XIV.

Ennuyé de vivre toujours à la porte de la Bastille ou sur le chemin de l'exil, fatigué du jeu, où il perdait beaucoup d'argent, dégoûté de la plupart des cercles frivoles, où il entendait trop parler du génie de Crébillon et de l'esprit de Fontenelle, Voltaire résolut de se retirer du monde, non pas comme le misanthrope, mais comme un poëte bien inspiré: il se retira dans un château avec une belle maîtresse, décidé à vivre comme Adam après le péché, c'est-à-dire à mordre, dans les solitudes, au fruit de la science et au fruit de l'amour, l'amertume de l'un faisant passer l'amertume de l'autre.

Voici comment Voltaire a peint en prose madame du Chastelet: «Elle joignit au goût de la gloire une simplicité qui ne l'accompagne pas toujours, mais qui est souvent le fruit des études sérieuses. Jamais femme ne fut si savante qu'elle, et jamais personne ne mérita moins qu'on dît d'elle: C'est une femme savante. Elle a vécu longtemps dans la société, où l'on ignorait ce qu'elle était, et elle ne prenait pas garde à cette ignorance. Les dames qui jouaient avec elle chez la reine étaient bien loin de se douter qu'elles fussent à côté du commentateur de Newton. Elle eût plutôt écrit comme Pascal et Nicole que comme madame de Sévigné; mais cette fermeté sévère et cette trempe vigoureuse de son esprit ne la rendaient pas inaccessible aux beautés de sentiment. Les charmes de la poésie et de l'éloquence la pénétraient.»

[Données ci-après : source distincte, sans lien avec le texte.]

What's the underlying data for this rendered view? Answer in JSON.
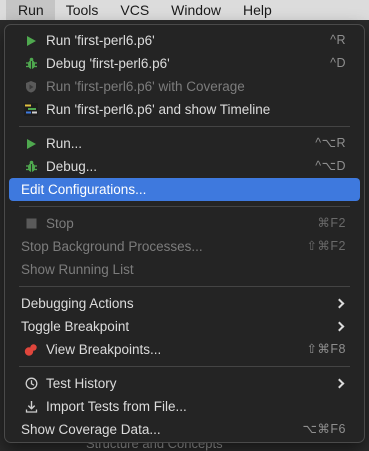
{
  "menubar": {
    "items": [
      {
        "label": "Run",
        "active": true
      },
      {
        "label": "Tools"
      },
      {
        "label": "VCS"
      },
      {
        "label": "Window"
      },
      {
        "label": "Help"
      }
    ]
  },
  "background_text": "Structure and Concepts",
  "run_menu": {
    "groups": [
      [
        {
          "label": "Run 'first-perl6.p6'",
          "shortcut": "^R",
          "icon": "run-icon",
          "enabled": true
        },
        {
          "label": "Debug 'first-perl6.p6'",
          "shortcut": "^D",
          "icon": "debug-bug-icon",
          "enabled": true
        },
        {
          "label": "Run 'first-perl6.p6' with Coverage",
          "shortcut": "",
          "icon": "coverage-icon",
          "enabled": false
        },
        {
          "label": "Run 'first-perl6.p6' and show Timeline",
          "shortcut": "",
          "icon": "timeline-icon",
          "enabled": true
        }
      ],
      [
        {
          "label": "Run...",
          "shortcut": "^⌥R",
          "icon": "run-icon",
          "enabled": true
        },
        {
          "label": "Debug...",
          "shortcut": "^⌥D",
          "icon": "debug-bug-icon",
          "enabled": true
        },
        {
          "label": "Edit Configurations...",
          "shortcut": "",
          "icon": "",
          "enabled": true,
          "highlighted": true
        }
      ],
      [
        {
          "label": "Stop",
          "shortcut": "⌘F2",
          "icon": "stop-icon",
          "enabled": false
        },
        {
          "label": "Stop Background Processes...",
          "shortcut": "⇧⌘F2",
          "icon": "",
          "enabled": false
        },
        {
          "label": "Show Running List",
          "shortcut": "",
          "icon": "",
          "enabled": false
        }
      ],
      [
        {
          "label": "Debugging Actions",
          "submenu": true,
          "icon": "",
          "enabled": true
        },
        {
          "label": "Toggle Breakpoint",
          "submenu": true,
          "icon": "",
          "enabled": true
        },
        {
          "label": "View Breakpoints...",
          "shortcut": "⇧⌘F8",
          "icon": "breakpoints-icon",
          "enabled": true
        }
      ],
      [
        {
          "label": "Test History",
          "submenu": true,
          "icon": "history-icon",
          "enabled": true
        },
        {
          "label": "Import Tests from File...",
          "shortcut": "",
          "icon": "import-icon",
          "enabled": true
        },
        {
          "label": "Show Coverage Data...",
          "shortcut": "⌥⌘F6",
          "icon": "",
          "enabled": true
        }
      ]
    ]
  },
  "colors": {
    "run_green": "#4fa84f",
    "debug_green": "#4fa84f",
    "highlight_blue": "#3e79de",
    "breakpoint_red": "#e0463c"
  }
}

C'était donc une femme doublée d'un philosophe plutôt qu'une femme savante. Elle fut pour quelque temps toute la philosophie de Voltaire.

A Cirey, on lisait Newton, on écrivait au roi de Prusse et on vivait dans les poésies du luxe asiatique: «La lecture de Newton, des terrasses de cinquante pieds de large, des cours en balustrade, des bains de porcelaine, des appartements jaune et argent, des niches en magots de la Chine, tout cela emporte bien du temps.»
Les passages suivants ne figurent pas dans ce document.